Hinterm Horizont – Teil 12.

Und dann holte uns die Kreativität doch noch ein. Verborgen im Abfall waren Kanister mit Flüssigkeiten und Pulvern gewesen. Jede für sich harmlos, doch in der Kombination leicht entzündlich. Die Explosion zerstörte den Reißwolf der Wiederaufbereitungsanlage und Enyas linke Körperhälfte. Mit viel Ausdauer hatten die Roboter versucht uns vor genau diesen Situationen zu schützen und sie vor uns zu verheimlichen doch vom einen Moment auf den anderen war nichts mehr, wie es einmal war. Unsere eigene Art hatte uns verraten und den Krieg erklärt. Nicht die Roboter waren es gewesen, obwohl die Geschichten der letzten zweihundert Jahre immer davor gewarnt hatten. Nicht sie waren die Bösen gewesen, sondern Menschen, die es nicht verkraften konnten, dass sich ihr Horizont geändert hatte.

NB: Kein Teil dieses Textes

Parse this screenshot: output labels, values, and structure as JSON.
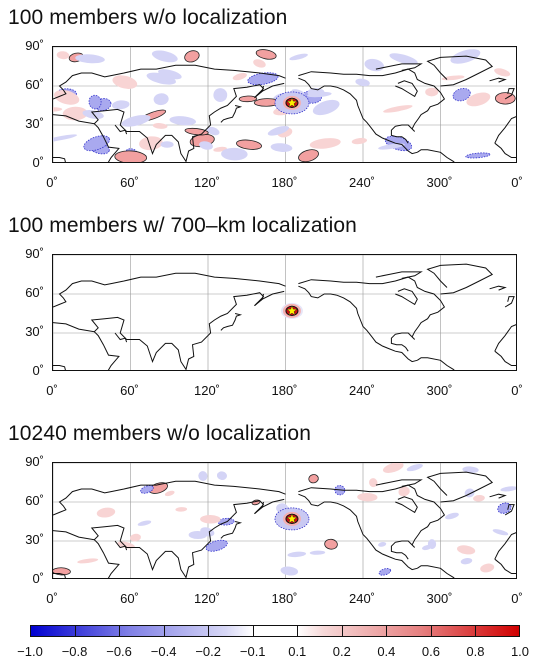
{
  "panels": [
    {
      "title": "100 members w/o localization",
      "pattern": "noisy"
    },
    {
      "title": "100 members w/ 700–km localization",
      "pattern": "localized"
    },
    {
      "title": "10240 members w/o localization",
      "pattern": "large_ensemble"
    }
  ],
  "lat_ticks": [
    "90˚",
    "60˚",
    "30˚",
    "0˚"
  ],
  "lon_ticks": [
    "0˚",
    "60˚",
    "120˚",
    "180˚",
    "240˚",
    "300˚",
    "0˚"
  ],
  "colorbar": {
    "ticks": [
      "−1.0",
      "−0.8",
      "−0.6",
      "−0.4",
      "−0.2",
      "−0.1",
      "0.1",
      "0.2",
      "0.4",
      "0.6",
      "0.8",
      "1.0"
    ],
    "colors": {
      "negative": "#0000d0",
      "zero": "#ffffff",
      "positive": "#d00000"
    }
  },
  "marker": {
    "icon": "star-icon",
    "lon": 185,
    "lat": 47,
    "color": "#ffee00"
  }
}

Über eine Woche verbrachte Enya auf der Intensivstation und wir alle arbeiteten mit Hochdruck daran, sie zu retten. Die Schäden an ihren Organen und der gesamten linken Körperhälfte waren enorm. Nur einige wenige Komponenten konnten in den Biodruckern aus geklonten Zellen regeneriert werden, doch sie waren langsam. Für den Rest nutzten wir Bobs Baupläne und Erfahrungen, um neue Körperteile künstlich zu bauen. Alle arbeiteten Hand in Hand, rund um die Uhr, und das Ergebnis war ein Satz von Prothesen von einer Qualität, dass selbst unsere Androiden neidisch darauf waren.

Für Enya war es dennoch ein Erwachen im Schock. Bob hatte sich noch selbst für den kybernetischen Organismus entschieden, aber bei ihr war es aus den Umständen heraus die einzige Möglichkeit gewesen, ihr Leben zu retten. Sie war nicht darauf vorbereitet gewesen, egal in welcher Form.

Umso erstaunlicher war es, dass sie kaum Schwierigkeiten mit der Ansteuerung hatte. Ihr Problem bestand einzig und allein in der Akzeptanz. Mich selbst erfüllte dieser Umstand mit unglaublichem, heimlichem Stolz. Das neuronale Netz war mein Bereich gewesen und ein Meisterstück.

Immerhin hatte ich in meiner freien Zeit versucht die Verbindung zwischen Mensch und Maschine so weit zu perfektionieren, dass ich mich trauen würde, es bei mir selbst einzusetzen. Ich hatte zwar das Gefühl, noch meilenweit von einem umsetzbaren Entwurf entfernt zu sein, aber in der Situation war Zögern keine Option. Also baute ich das, was ich bisher an Wissen und Fähigkeiten gesammelt hatte, in die Prothesen ein und betete, dass es gut gehen würde. Es war ein ungeplanter Feldtest und ich hätte mich wohl kaum gewagt, das Netz freizugeben, wenn nicht das Schiff selbst die Arbeit überprüft und für gut befunden hätte.

Es dauerte nur Tage, bis Enya sich an ihre neuen Körperteile gewöhnt hatte. Natürlich gab es anfänglich noch Schwierigkeiten und Probleme. Einige Einstellungen waren noch nicht justiert worden und der Ellenbogen bewegte sich nur unsauber, aber nachdem dies alles überwunden war, lernte sie, damit umzugehen. Das künstliche Nervennetz war so gebaut, dass es direkt an die alten Verbindungen anschloss. So war kaum eine Umgewöhnung nötig und sie konnte sich weiterhin unbewusst und mit kaum Einschränkungen bewegen. Dennoch hasste sie ihre Erweiterungen.

Für mich aber war der Beweis erbracht, dass neuronale Netzwerke funktionieren konnten, und zwar besser als die rudimentären Systeme, die Bob konstruiert hatte. Aber es stand immer noch die Frage im Raum, ob die Kommunikation zwischen einem menschlichen Gehirn und dem Computer genau so gut funktionierte. Bei Enya und Bob waren es jeweils nur primitive Kommunikationswege zu den Prothesen gewesen. Bob musste, um seine erweiterten Funktionen nutzen zu können, die Werkzeuge aktiv und bewusst ansprechen.

Was ich wollte, würde weiter gehen müssen. Erweiterungen mussten sich in den Organismus einfügen, als hätten sie nie gefehlt. Ich wollte gemeinsam mit der Maschine denken können, über einen Anschluss mein Gedächtnis um die Datenbanken des gesamten Schiffs erweitern können, mit einem tragbaren Computer meine eigenen Fähigkeiten verbessern.